Publié le 06 janvier 2009 par Jb
eastwood_echange.jpg Note : 9/10
Mais comment fait donc Clint Eastwood pour être aussi fécond et surtout aussi brillant ? Après avoir signé un diptyque en forme de chef-d'œuvre avec Mémoires de nos pères et Lettres d'Iwo Jima, le bougre remet ça avec L'échange, une réussite totale. Il offre en passant l'un de ses meilleurs rôles (en même temps on ne lui avait pas non plus proposé 60.000 bons films) à Angelina Jolie, au demeurant maigrissime : je me fais du souci pour elle !
L'ex-Lara Croft incarne Christine Collins, une femme active qui vit seule avec son fils à Los Angeles. Nous sommes en 1928. Un jour qu'elle rentre de son travail (au sein d'une grande entreprise téléphonique, elle occupe des responsabilités ordinairement confiées à des hommes), elle trouve sa maison vide : son fils a disparu.
Après plusieurs mois, des policiers débarquent à son travail et lui annoncent que Michael a été retrouvé. Après un moment d'euphorie, sur le quai de la gare, Christine Collins déchante rapidement : le jeune garçon, contrairement à ce qu'il affirme sans en démordre, n'est pas son fils.

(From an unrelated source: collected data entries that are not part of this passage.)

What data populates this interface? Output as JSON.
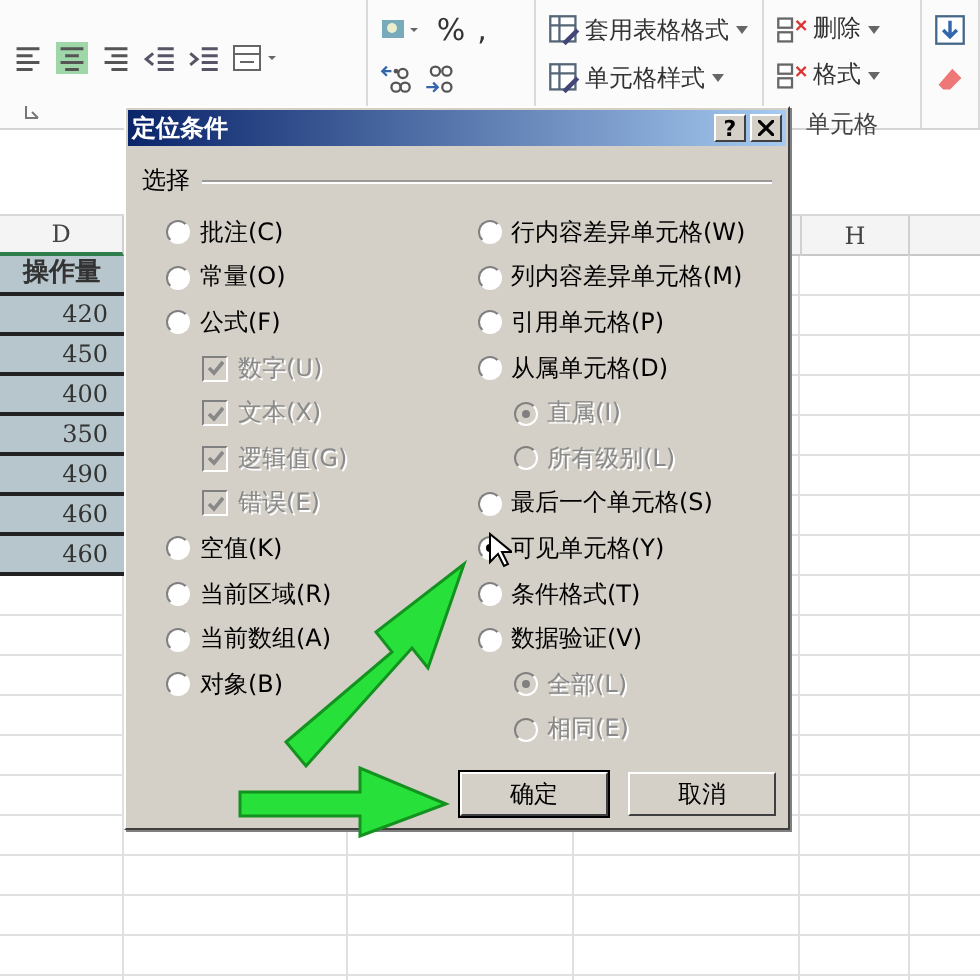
{
  "ribbon": {
    "number": {
      "symbols": [
        "%",
        ","
      ]
    },
    "styles": [
      {
        "label": "套用表格格式",
        "dropdown": true
      },
      {
        "label": "单元格样式",
        "dropdown": true
      }
    ],
    "cells": {
      "items": [
        {
          "label": "删除",
          "dropdown": true
        },
        {
          "label": "格式",
          "dropdown": true
        }
      ],
      "group_label": "单元格"
    }
  },
  "sheet": {
    "columns": [
      "D",
      "H"
    ],
    "header": "操作量",
    "values": [
      "420",
      "450",
      "400",
      "350",
      "490",
      "460",
      "460"
    ]
  },
  "dialog": {
    "title": "定位条件",
    "help": "?",
    "group_label": "选择",
    "left": [
      {
        "kind": "radio",
        "label": "批注(C)",
        "selected": false,
        "disabled": false
      },
      {
        "kind": "radio",
        "label": "常量(O)",
        "selected": false,
        "disabled": false
      },
      {
        "kind": "radio",
        "label": "公式(F)",
        "selected": false,
        "disabled": false,
        "children": [
          {
            "kind": "checkbox",
            "label": "数字(U)",
            "checked": true,
            "disabled": true
          },
          {
            "kind": "checkbox",
            "label": "文本(X)",
            "checked": true,
            "disabled": true
          },
          {
            "kind": "checkbox",
            "label": "逻辑值(G)",
            "checked": true,
            "disabled": true
          },
          {
            "kind": "checkbox",
            "label": "错误(E)",
            "checked": true,
            "disabled": true
          }
        ]
      },
      {
        "kind": "radio",
        "label": "空值(K)",
        "selected": false,
        "disabled": false
      },
      {
        "kind": "radio",
        "label": "当前区域(R)",
        "selected": false,
        "disabled": false
      },
      {
        "kind": "radio",
        "label": "当前数组(A)",
        "selected": false,
        "disabled": false
      },
      {
        "kind": "radio",
        "label": "对象(B)",
        "selected": false,
        "disabled": false
      }
    ],
    "right": [
      {
        "kind": "radio",
        "label": "行内容差异单元格(W)",
        "selected": false,
        "disabled": false
      },
      {
        "kind": "radio",
        "label": "列内容差异单元格(M)",
        "selected": false,
        "disabled": false
      },
      {
        "kind": "radio",
        "label": "引用单元格(P)",
        "selected": false,
        "disabled": false
      },
      {
        "kind": "radio",
        "label": "从属单元格(D)",
        "selected": false,
        "disabled": false,
        "children": [
          {
            "kind": "radio",
            "label": "直属(I)",
            "selected": true,
            "disabled": true
          },
          {
            "kind": "radio",
            "label": "所有级别(L)",
            "selected": false,
            "disabled": true
          }
        ]
      },
      {
        "kind": "radio",
        "label": "最后一个单元格(S)",
        "selected": false,
        "disabled": false
      },
      {
        "kind": "radio",
        "label": "可见单元格(Y)",
        "selected": true,
        "disabled": false
      },
      {
        "kind": "radio",
        "label": "条件格式(T)",
        "selected": false,
        "disabled": false
      },
      {
        "kind": "radio",
        "label": "数据验证(V)",
        "selected": false,
        "disabled": false,
        "children": [
          {
            "kind": "radio",
            "label": "全部(L)",
            "selected": true,
            "disabled": true
          },
          {
            "kind": "radio",
            "label": "相同(E)",
            "selected": false,
            "disabled": true
          }
        ]
      }
    ],
    "buttons": [
      {
        "label": "确定",
        "default": true
      },
      {
        "label": "取消",
        "default": false
      }
    ]
  }
}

Mais la tragédie ne s'arrête pas là : la police de Los Angeles, en proie à d'incessantes critiques (justifiées) de la société civile, qui veut du coup absolument redorer son blason, n'admet pas son erreur et exhorte Christine à penser qu'elle se trompe et que le garçon est bien son fils.
Le film bascule alors dans une ambiance kafkaïenne : Christine, sûre de son fait, soutient avec force que le garçon que la police lui demande d'accueillir chez elle n'est pas son fils ; le capitaine Jones, de son côté, ne veut rien entendre. Il convoque un expert médical qui l'examine. Alors que Christine affirme que, plusieurs mois avant sa disparition, son fils mesurait 8 cm de plus que le garçon qu'elle a aujourd'hui en face d'elle, ce médecin parvient, convoquant à lui de pseudos arguments scientifiques, à asséner que tout cela est normal et ne prouve rien.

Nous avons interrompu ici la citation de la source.